Free cookie consent management tool by TermsFeed

Nantes : il n’y a pas qu’en maison d’arrêt que les conditions de détention sont indignes

Le 18 juin 2024, la justice administrative a reconnu l'indignité des conditions d'incarcération au centre de détention de Nantes, jugées constitutives de traitement inhumains ou dégradant pour les personnes détenues. Un précédent qui place le débat sur les conditions de détention au-delà du seul prisme de la surpopulation carcérale.

Les alertes quant aux conditions de détention dans la prison nantaise s’accumulaient depuis des années : Contrôleure générale des lieux de privations de liberté, bâtonnier de Nantes… Saisi en urgence par l’Ordre des avocats du barreau local et l’OIP, le juge des référés du tribunal administratif de Nantes a reconnu à son tour, le 18 juin 2024, l’indignité des conditions d’incarcération dans l’établissement et les atteintes graves et manifestement illégales portées aux libertés fondamentales des personnes détenues.

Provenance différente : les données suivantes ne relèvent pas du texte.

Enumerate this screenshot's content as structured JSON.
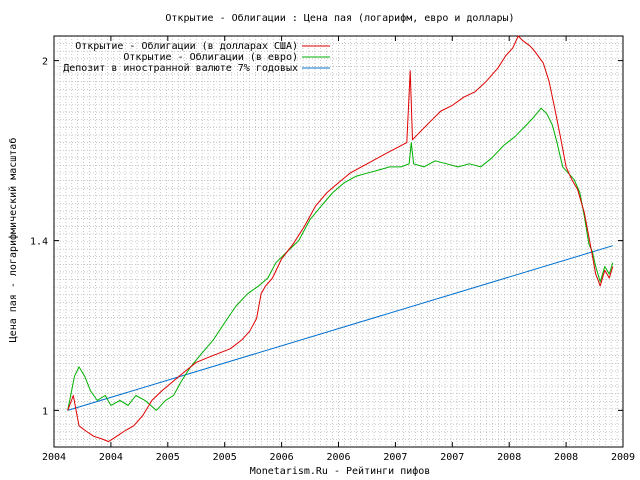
{
  "chart_data": {
    "type": "line",
    "title": "Открытие - Облигации : Цена пая (логарифм, евро и доллары)",
    "xlabel": "Monetarism.Ru - Рейтинги пифов",
    "ylabel": "Цена пая - логарифмический масштаб",
    "y_scale": "log",
    "ylim": [
      0.93,
      2.1
    ],
    "y_ticks": [
      1,
      1.4,
      2
    ],
    "y_tick_labels": [
      "1",
      "1.4",
      "2"
    ],
    "xlim": [
      2004.0,
      2009.0
    ],
    "x_ticks": [
      2004.0,
      2004.5,
      2005.0,
      2005.5,
      2006.0,
      2006.5,
      2007.0,
      2007.5,
      2008.0,
      2008.5,
      2009.0
    ],
    "x_tick_labels": [
      "2004",
      "2004",
      "2005",
      "2005",
      "2006",
      "2006",
      "2007",
      "2007",
      "2008",
      "2008",
      "2009"
    ],
    "grid": true,
    "legend_position": "top-left",
    "series": [
      {
        "name": "Открытие - Облигации (в долларах США)",
        "color": "#e00000",
        "points": [
          [
            2004.12,
            1.0
          ],
          [
            2004.17,
            1.03
          ],
          [
            2004.22,
            0.97
          ],
          [
            2004.28,
            0.96
          ],
          [
            2004.35,
            0.95
          ],
          [
            2004.42,
            0.945
          ],
          [
            2004.48,
            0.94
          ],
          [
            2004.55,
            0.95
          ],
          [
            2004.62,
            0.96
          ],
          [
            2004.7,
            0.97
          ],
          [
            2004.78,
            0.99
          ],
          [
            2004.86,
            1.02
          ],
          [
            2004.95,
            1.04
          ],
          [
            2005.05,
            1.06
          ],
          [
            2005.15,
            1.08
          ],
          [
            2005.25,
            1.1
          ],
          [
            2005.35,
            1.11
          ],
          [
            2005.45,
            1.12
          ],
          [
            2005.55,
            1.13
          ],
          [
            2005.65,
            1.15
          ],
          [
            2005.72,
            1.17
          ],
          [
            2005.78,
            1.2
          ],
          [
            2005.82,
            1.26
          ],
          [
            2005.86,
            1.28
          ],
          [
            2005.92,
            1.3
          ],
          [
            2006.0,
            1.35
          ],
          [
            2006.1,
            1.39
          ],
          [
            2006.2,
            1.44
          ],
          [
            2006.3,
            1.5
          ],
          [
            2006.4,
            1.54
          ],
          [
            2006.5,
            1.57
          ],
          [
            2006.6,
            1.6
          ],
          [
            2006.7,
            1.62
          ],
          [
            2006.8,
            1.64
          ],
          [
            2006.9,
            1.66
          ],
          [
            2007.0,
            1.68
          ],
          [
            2007.05,
            1.69
          ],
          [
            2007.1,
            1.7
          ],
          [
            2007.13,
            1.96
          ],
          [
            2007.15,
            1.71
          ],
          [
            2007.2,
            1.73
          ],
          [
            2007.3,
            1.77
          ],
          [
            2007.4,
            1.81
          ],
          [
            2007.5,
            1.83
          ],
          [
            2007.6,
            1.86
          ],
          [
            2007.7,
            1.88
          ],
          [
            2007.8,
            1.92
          ],
          [
            2007.9,
            1.97
          ],
          [
            2007.97,
            2.02
          ],
          [
            2008.03,
            2.05
          ],
          [
            2008.08,
            2.1
          ],
          [
            2008.12,
            2.08
          ],
          [
            2008.18,
            2.06
          ],
          [
            2008.22,
            2.04
          ],
          [
            2008.3,
            1.99
          ],
          [
            2008.35,
            1.92
          ],
          [
            2008.4,
            1.82
          ],
          [
            2008.45,
            1.72
          ],
          [
            2008.5,
            1.62
          ],
          [
            2008.55,
            1.58
          ],
          [
            2008.6,
            1.55
          ],
          [
            2008.66,
            1.48
          ],
          [
            2008.7,
            1.41
          ],
          [
            2008.73,
            1.36
          ],
          [
            2008.76,
            1.31
          ],
          [
            2008.8,
            1.28
          ],
          [
            2008.84,
            1.32
          ],
          [
            2008.88,
            1.3
          ],
          [
            2008.91,
            1.33
          ]
        ]
      },
      {
        "name": "Открытие - Облигации (в евро)",
        "color": "#00b000",
        "points": [
          [
            2004.12,
            1.0
          ],
          [
            2004.18,
            1.07
          ],
          [
            2004.22,
            1.09
          ],
          [
            2004.27,
            1.07
          ],
          [
            2004.32,
            1.04
          ],
          [
            2004.38,
            1.02
          ],
          [
            2004.45,
            1.03
          ],
          [
            2004.5,
            1.01
          ],
          [
            2004.58,
            1.02
          ],
          [
            2004.65,
            1.01
          ],
          [
            2004.72,
            1.03
          ],
          [
            2004.8,
            1.02
          ],
          [
            2004.9,
            1.0
          ],
          [
            2004.98,
            1.02
          ],
          [
            2005.05,
            1.03
          ],
          [
            2005.12,
            1.06
          ],
          [
            2005.2,
            1.09
          ],
          [
            2005.3,
            1.12
          ],
          [
            2005.4,
            1.15
          ],
          [
            2005.5,
            1.19
          ],
          [
            2005.6,
            1.23
          ],
          [
            2005.7,
            1.26
          ],
          [
            2005.8,
            1.28
          ],
          [
            2005.88,
            1.3
          ],
          [
            2005.95,
            1.34
          ],
          [
            2006.05,
            1.37
          ],
          [
            2006.15,
            1.4
          ],
          [
            2006.25,
            1.46
          ],
          [
            2006.35,
            1.5
          ],
          [
            2006.45,
            1.54
          ],
          [
            2006.55,
            1.57
          ],
          [
            2006.65,
            1.59
          ],
          [
            2006.75,
            1.6
          ],
          [
            2006.85,
            1.61
          ],
          [
            2006.95,
            1.62
          ],
          [
            2007.05,
            1.62
          ],
          [
            2007.12,
            1.63
          ],
          [
            2007.14,
            1.7
          ],
          [
            2007.16,
            1.63
          ],
          [
            2007.25,
            1.62
          ],
          [
            2007.35,
            1.64
          ],
          [
            2007.45,
            1.63
          ],
          [
            2007.55,
            1.62
          ],
          [
            2007.65,
            1.63
          ],
          [
            2007.75,
            1.62
          ],
          [
            2007.85,
            1.65
          ],
          [
            2007.95,
            1.69
          ],
          [
            2008.05,
            1.72
          ],
          [
            2008.15,
            1.76
          ],
          [
            2008.22,
            1.79
          ],
          [
            2008.28,
            1.82
          ],
          [
            2008.33,
            1.8
          ],
          [
            2008.38,
            1.76
          ],
          [
            2008.42,
            1.7
          ],
          [
            2008.47,
            1.62
          ],
          [
            2008.52,
            1.6
          ],
          [
            2008.57,
            1.58
          ],
          [
            2008.62,
            1.54
          ],
          [
            2008.66,
            1.47
          ],
          [
            2008.7,
            1.39
          ],
          [
            2008.73,
            1.37
          ],
          [
            2008.76,
            1.33
          ],
          [
            2008.8,
            1.29
          ],
          [
            2008.84,
            1.33
          ],
          [
            2008.88,
            1.31
          ],
          [
            2008.91,
            1.34
          ]
        ]
      },
      {
        "name": "Депозит в иностранной валюте 7% годовых",
        "color": "#0070d0",
        "points": [
          [
            2004.12,
            1.0
          ],
          [
            2008.91,
            1.386
          ]
        ]
      }
    ]
  }
}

Dans son ordonnance, la juridiction relève notamment la persistance de « nombreuses dégradations » dans les différents bâtiments de la prison, leur « état de vétusté manifeste », la présence de moisissures sur les murs et plafonds des cellules et des parties communes, ainsi que la saleté et le dysfonctionnement des douches. Elle enjoint au ministère de la Justice de mettre en œuvre, en urgence, diverses mesures pour remédier aux violations des droits des personnes détenues – notamment l’élimination des traces de moisissures et de champignons, le nettoyage des installations sanitaires, ou encore la limitation de la présence d’amiante dans l’air des cellules. Mais aussi la cessation des fouilles à corps systématiques.

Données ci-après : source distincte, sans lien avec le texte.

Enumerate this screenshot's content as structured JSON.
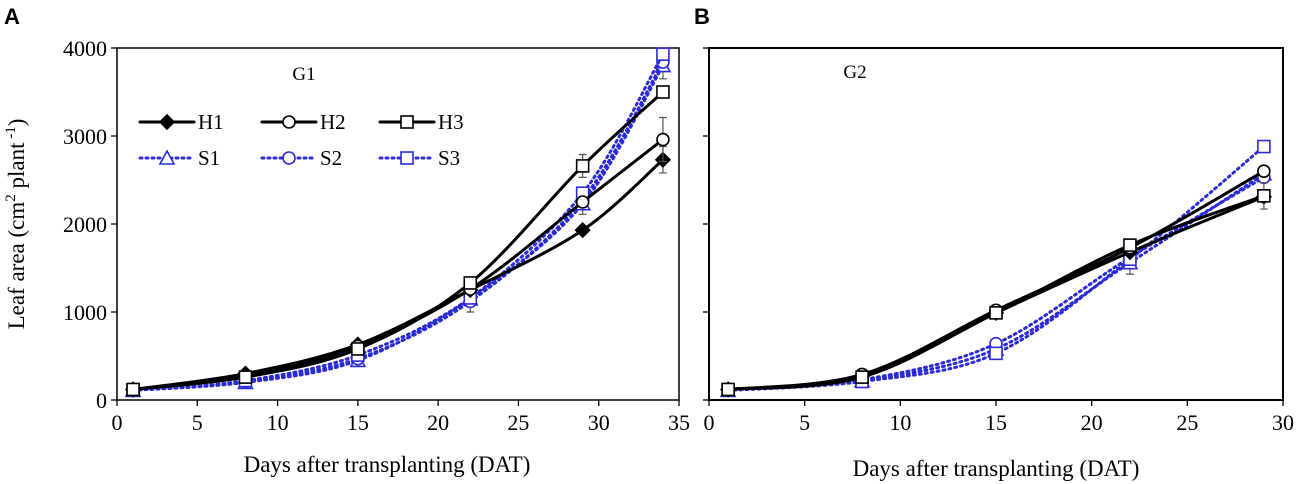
{
  "colors": {
    "H": "#000000",
    "S": "#2b2bd6"
  },
  "chart_data": [
    {
      "panel": "A",
      "type": "line",
      "title": "G1",
      "xlabel": "Days after transplanting (DAT)",
      "ylabel": "Leaf area  (cm",
      "ylabel_sup": "2",
      "ylabel_mid": " plant",
      "ylabel_sup2": " -1",
      "ylabel_end": ")",
      "xlim": [
        0,
        35
      ],
      "ylim": [
        0,
        4000
      ],
      "xticks": [
        0,
        5,
        10,
        15,
        20,
        25,
        30,
        35
      ],
      "yticks": [
        0,
        1000,
        2000,
        3000,
        4000
      ],
      "x": [
        1,
        8,
        15,
        22,
        29,
        34
      ],
      "series": [
        {
          "name": "H1",
          "style": "solid",
          "marker": "diamond",
          "values": [
            120,
            300,
            630,
            1250,
            1930,
            2730
          ],
          "errors": [
            0,
            0,
            0,
            0,
            0,
            150
          ]
        },
        {
          "name": "H2",
          "style": "solid",
          "marker": "circle",
          "values": [
            120,
            270,
            610,
            1260,
            2250,
            2960
          ],
          "errors": [
            0,
            0,
            0,
            0,
            0,
            250
          ]
        },
        {
          "name": "H3",
          "style": "solid",
          "marker": "square",
          "values": [
            120,
            260,
            580,
            1330,
            2660,
            3500
          ],
          "errors": [
            0,
            0,
            0,
            0,
            130,
            0
          ]
        },
        {
          "name": "S1",
          "style": "dotted",
          "marker": "triangle",
          "values": [
            110,
            200,
            450,
            1150,
            2230,
            3800
          ],
          "errors": [
            0,
            0,
            0,
            150,
            120,
            150
          ]
        },
        {
          "name": "S2",
          "style": "dotted",
          "marker": "circle",
          "values": [
            110,
            210,
            470,
            1120,
            2280,
            3840
          ],
          "errors": [
            0,
            0,
            0,
            0,
            0,
            0
          ]
        },
        {
          "name": "S3",
          "style": "dotted",
          "marker": "square",
          "values": [
            110,
            220,
            510,
            1160,
            2350,
            3930
          ],
          "errors": [
            0,
            0,
            0,
            0,
            0,
            0
          ]
        }
      ]
    },
    {
      "panel": "B",
      "type": "line",
      "title": "G2",
      "xlabel": "Days after transplanting (DAT)",
      "xlim": [
        0,
        30
      ],
      "ylim": [
        0,
        4000
      ],
      "xticks": [
        0,
        5,
        10,
        15,
        20,
        25,
        30
      ],
      "yticks": [
        0,
        1000,
        2000,
        3000,
        4000
      ],
      "x": [
        1,
        8,
        15,
        22,
        29
      ],
      "series": [
        {
          "name": "H1",
          "style": "solid",
          "marker": "diamond",
          "values": [
            120,
            270,
            990,
            1680,
            2310
          ],
          "errors": [
            0,
            0,
            0,
            0,
            0
          ]
        },
        {
          "name": "H2",
          "style": "solid",
          "marker": "circle",
          "values": [
            120,
            290,
            1020,
            1730,
            2600
          ],
          "errors": [
            0,
            0,
            0,
            0,
            0
          ]
        },
        {
          "name": "H3",
          "style": "solid",
          "marker": "square",
          "values": [
            120,
            260,
            990,
            1760,
            2320
          ],
          "errors": [
            0,
            0,
            0,
            0,
            150
          ]
        },
        {
          "name": "S1",
          "style": "dotted",
          "marker": "triangle",
          "values": [
            110,
            220,
            580,
            1560,
            2570
          ],
          "errors": [
            0,
            0,
            0,
            130,
            0
          ]
        },
        {
          "name": "S2",
          "style": "dotted",
          "marker": "circle",
          "values": [
            110,
            230,
            640,
            1620,
            2530
          ],
          "errors": [
            0,
            0,
            0,
            0,
            0
          ]
        },
        {
          "name": "S3",
          "style": "dotted",
          "marker": "square",
          "values": [
            110,
            210,
            530,
            1600,
            2880
          ],
          "errors": [
            0,
            0,
            0,
            0,
            0
          ]
        }
      ]
    }
  ]
}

Si la juridiction prend note des mesures envisagées ou d’ores et déjà engagées par l’administration pour remédier à certains problèmes persistants, elle considère que la majorité d’entre elles sont en réalité insuffisantes, de sorte que les atteintes aux libertés fondamentales des personnes demeurent caractérisées. Ce raisonnement se distingue de la pratique habituelle du juge administratif, qui a régulièrement tendance à se satisfaire de tout effort de l’administration pénitentiaire – aussi minime soit-il – pour écarter les demandes de mesures correctives dont il est saisi.

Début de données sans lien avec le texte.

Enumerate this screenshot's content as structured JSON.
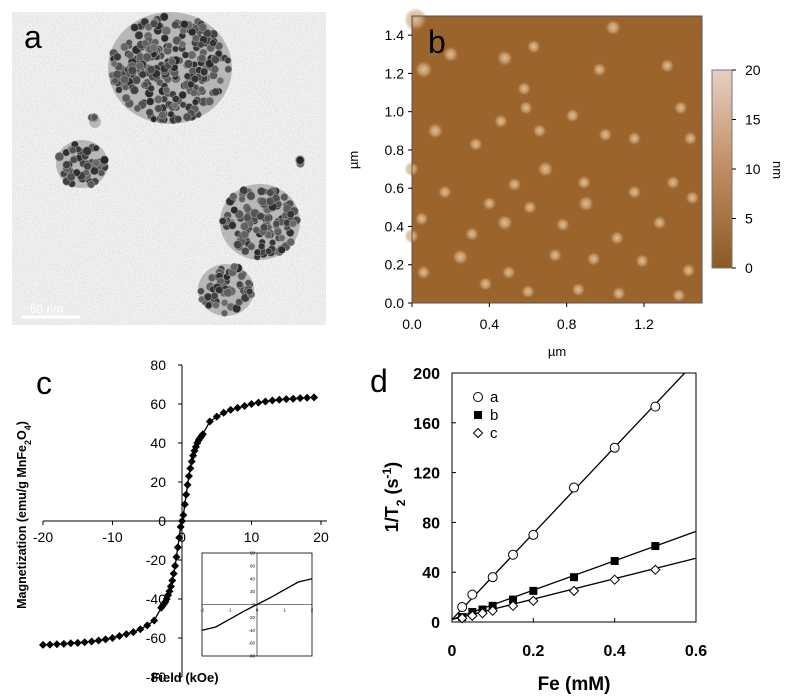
{
  "panel_labels": {
    "a": "a",
    "b": "b",
    "c": "c",
    "d": "d"
  },
  "tem": {
    "scale_bar": "50 nm"
  },
  "chart_data": [
    {
      "panel": "b",
      "type": "heatmap",
      "xlabel": "µm",
      "ylabel": "µm",
      "xlim": [
        0,
        1.5
      ],
      "ylim": [
        0,
        1.5
      ],
      "x_ticks": [
        "0.0",
        "0.4",
        "0.8",
        "1.2"
      ],
      "y_ticks": [
        "0.0",
        "0.2",
        "0.4",
        "0.6",
        "0.8",
        "1.0",
        "1.2",
        "1.4"
      ],
      "colorbar": {
        "label": "nm",
        "ticks": [
          "0",
          "5",
          "10",
          "15",
          "20"
        ],
        "range": [
          0,
          20
        ],
        "color_low": "#8a5a26",
        "color_high": "#e8cfc3"
      },
      "background_color": "#9b642d",
      "particles": [
        {
          "x": 0.02,
          "y": 1.48,
          "h": 8
        },
        {
          "x": 0.06,
          "y": 1.22,
          "h": 6
        },
        {
          "x": 0.2,
          "y": 1.3,
          "h": 5
        },
        {
          "x": 0.48,
          "y": 1.28,
          "h": 5
        },
        {
          "x": 0.63,
          "y": 1.34,
          "h": 4
        },
        {
          "x": 0.97,
          "y": 1.22,
          "h": 4
        },
        {
          "x": 1.32,
          "y": 1.24,
          "h": 4
        },
        {
          "x": 1.04,
          "y": 1.44,
          "h": 5
        },
        {
          "x": 0.58,
          "y": 1.12,
          "h": 4
        },
        {
          "x": 0.12,
          "y": 0.9,
          "h": 5
        },
        {
          "x": 0.46,
          "y": 0.95,
          "h": 4
        },
        {
          "x": 0.83,
          "y": 0.98,
          "h": 4
        },
        {
          "x": 0.66,
          "y": 0.9,
          "h": 4
        },
        {
          "x": 1.0,
          "y": 0.88,
          "h": 4
        },
        {
          "x": 1.39,
          "y": 1.02,
          "h": 4
        },
        {
          "x": 0.59,
          "y": 1.02,
          "h": 4
        },
        {
          "x": 1.15,
          "y": 0.86,
          "h": 4
        },
        {
          "x": 1.44,
          "y": 0.86,
          "h": 4
        },
        {
          "x": 0.33,
          "y": 0.83,
          "h": 4
        },
        {
          "x": 0.69,
          "y": 0.7,
          "h": 5
        },
        {
          "x": 0.0,
          "y": 0.7,
          "h": 4
        },
        {
          "x": 0.53,
          "y": 0.62,
          "h": 4
        },
        {
          "x": 0.89,
          "y": 0.63,
          "h": 4
        },
        {
          "x": 1.35,
          "y": 0.63,
          "h": 4
        },
        {
          "x": 1.15,
          "y": 0.58,
          "h": 4
        },
        {
          "x": 0.17,
          "y": 0.58,
          "h": 4
        },
        {
          "x": 0.4,
          "y": 0.52,
          "h": 4
        },
        {
          "x": 0.9,
          "y": 0.52,
          "h": 5
        },
        {
          "x": 0.61,
          "y": 0.5,
          "h": 4
        },
        {
          "x": 1.45,
          "y": 0.55,
          "h": 4
        },
        {
          "x": 0.05,
          "y": 0.44,
          "h": 4
        },
        {
          "x": 0.48,
          "y": 0.42,
          "h": 5
        },
        {
          "x": 0.78,
          "y": 0.41,
          "h": 4
        },
        {
          "x": 0.0,
          "y": 0.35,
          "h": 4
        },
        {
          "x": 0.31,
          "y": 0.36,
          "h": 4
        },
        {
          "x": 1.06,
          "y": 0.34,
          "h": 4
        },
        {
          "x": 1.19,
          "y": 0.22,
          "h": 4
        },
        {
          "x": 0.74,
          "y": 0.25,
          "h": 4
        },
        {
          "x": 0.25,
          "y": 0.24,
          "h": 5
        },
        {
          "x": 0.06,
          "y": 0.16,
          "h": 4
        },
        {
          "x": 0.5,
          "y": 0.16,
          "h": 4
        },
        {
          "x": 0.6,
          "y": 0.06,
          "h": 4
        },
        {
          "x": 0.86,
          "y": 0.07,
          "h": 4
        },
        {
          "x": 1.07,
          "y": 0.05,
          "h": 4
        },
        {
          "x": 1.43,
          "y": 0.17,
          "h": 4
        },
        {
          "x": 0.94,
          "y": 0.23,
          "h": 4
        },
        {
          "x": 0.38,
          "y": 0.1,
          "h": 4
        },
        {
          "x": 1.28,
          "y": 0.42,
          "h": 4
        },
        {
          "x": 1.38,
          "y": 0.04,
          "h": 4
        }
      ]
    },
    {
      "panel": "c",
      "type": "line",
      "xlabel": "Field (kOe)",
      "ylabel": "Magnetization (emu/g MnFe2O4)",
      "ylabel_prefix": "Magnetization (emu/g MnFe",
      "ylabel_sub": "2",
      "ylabel_mid": "O",
      "ylabel_sub2": "4",
      "ylabel_suffix": ")",
      "xlim": [
        -20,
        20
      ],
      "ylim": [
        -80,
        80
      ],
      "x_ticks": [
        "-20",
        "-10",
        "0",
        "10",
        "20"
      ],
      "y_ticks": [
        "-80",
        "-60",
        "-40",
        "-20",
        "0",
        "20",
        "40",
        "60",
        "80"
      ],
      "series": [
        {
          "marker": "diamond",
          "x": [
            -20,
            -19,
            -18,
            -17,
            -16,
            -15,
            -14,
            -13,
            -12,
            -11,
            -10,
            -9,
            -8,
            -7,
            -6,
            -5,
            -4,
            -3,
            -2.8,
            -2.6,
            -2.4,
            -2.2,
            -2.0,
            -1.8,
            -1.6,
            -1.4,
            -1.2,
            -1.0,
            -0.8,
            -0.6,
            -0.4,
            -0.2,
            0,
            0.2,
            0.4,
            0.6,
            0.8,
            1.0,
            1.2,
            1.4,
            1.6,
            1.8,
            2.0,
            2.2,
            2.4,
            2.6,
            2.8,
            3,
            4,
            5,
            6,
            7,
            8,
            9,
            10,
            11,
            12,
            13,
            14,
            15,
            16,
            17,
            18,
            19
          ],
          "y": [
            -63.5,
            -63.4,
            -63.2,
            -63,
            -62.7,
            -62.5,
            -62.2,
            -61.8,
            -61.3,
            -60.7,
            -60,
            -59,
            -58,
            -57,
            -55.5,
            -53.5,
            -51,
            -44.5,
            -43.5,
            -42.5,
            -41.5,
            -40,
            -38,
            -36,
            -33.5,
            -30.5,
            -27,
            -23,
            -18.5,
            -13.5,
            -8.5,
            -3,
            0,
            3,
            8.5,
            13.5,
            18.5,
            23,
            27,
            30.5,
            33.5,
            36,
            38,
            40,
            41.5,
            42.5,
            43.5,
            44.5,
            51,
            53.5,
            55.5,
            57,
            58,
            59,
            60,
            60.7,
            61.3,
            61.8,
            62.2,
            62.5,
            62.7,
            63,
            63.2,
            63.4
          ]
        }
      ],
      "inset": {
        "xlim": [
          -2,
          2
        ],
        "ylim": [
          -80,
          80
        ],
        "x_ticks": [
          "-2",
          "-1",
          "0",
          "1",
          "2"
        ],
        "y_ticks": [
          "-80",
          "-60",
          "-40",
          "-20",
          "0",
          "20",
          "40",
          "60",
          "80"
        ],
        "x": [
          -2,
          -1.5,
          -1,
          -0.5,
          0,
          0.5,
          1,
          1.5,
          2
        ],
        "y": [
          -40,
          -35,
          -23,
          -11,
          0,
          11,
          23,
          35,
          40
        ]
      }
    },
    {
      "panel": "d",
      "type": "scatter",
      "xlabel": "Fe (mM)",
      "ylabel": "1/T2 (s-1)",
      "ylabel_prefix": "1/T",
      "ylabel_sub": "2",
      "ylabel_mid": " (s",
      "ylabel_sup": "-1",
      "ylabel_suffix": ")",
      "xlim": [
        0,
        0.6
      ],
      "ylim": [
        0,
        200
      ],
      "x_ticks": [
        "0",
        "0.2",
        "0.4",
        "0.6"
      ],
      "y_ticks": [
        "0",
        "40",
        "80",
        "120",
        "160",
        "200"
      ],
      "legend_placement": "top-left",
      "series": [
        {
          "name": "a",
          "marker": "circle-open",
          "x": [
            0.025,
            0.05,
            0.1,
            0.15,
            0.2,
            0.3,
            0.4,
            0.5
          ],
          "y": [
            12,
            22,
            36,
            54,
            70,
            108,
            140,
            173
          ],
          "fit": {
            "slope": 346,
            "intercept": 2
          }
        },
        {
          "name": "b",
          "marker": "square-filled",
          "x": [
            0.025,
            0.05,
            0.075,
            0.1,
            0.15,
            0.2,
            0.3,
            0.4,
            0.5
          ],
          "y": [
            4,
            8,
            10,
            13,
            18,
            25,
            36,
            49,
            61
          ],
          "fit": {
            "slope": 118,
            "intercept": 2
          }
        },
        {
          "name": "c",
          "marker": "diamond-open",
          "x": [
            0.025,
            0.05,
            0.075,
            0.1,
            0.15,
            0.2,
            0.3,
            0.4,
            0.5
          ],
          "y": [
            3,
            5,
            7,
            9,
            13,
            17,
            25,
            34,
            42
          ],
          "fit": {
            "slope": 82,
            "intercept": 2
          }
        }
      ]
    }
  ]
}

Mais l’importance significative de cette décision réside surtout dans le fait que, pour la première fois, le juge administratif reconnaît l’indignité de conditions d’incarcération au sein d’un centre de détention, et non d’une maison d’arrêt, dont la surpopulation est chronique. Le juge établit ainsi que la caractérisation de conditions indignes de détention n’est plus nécessairement conditionnée à la suroccupation de l’établissement.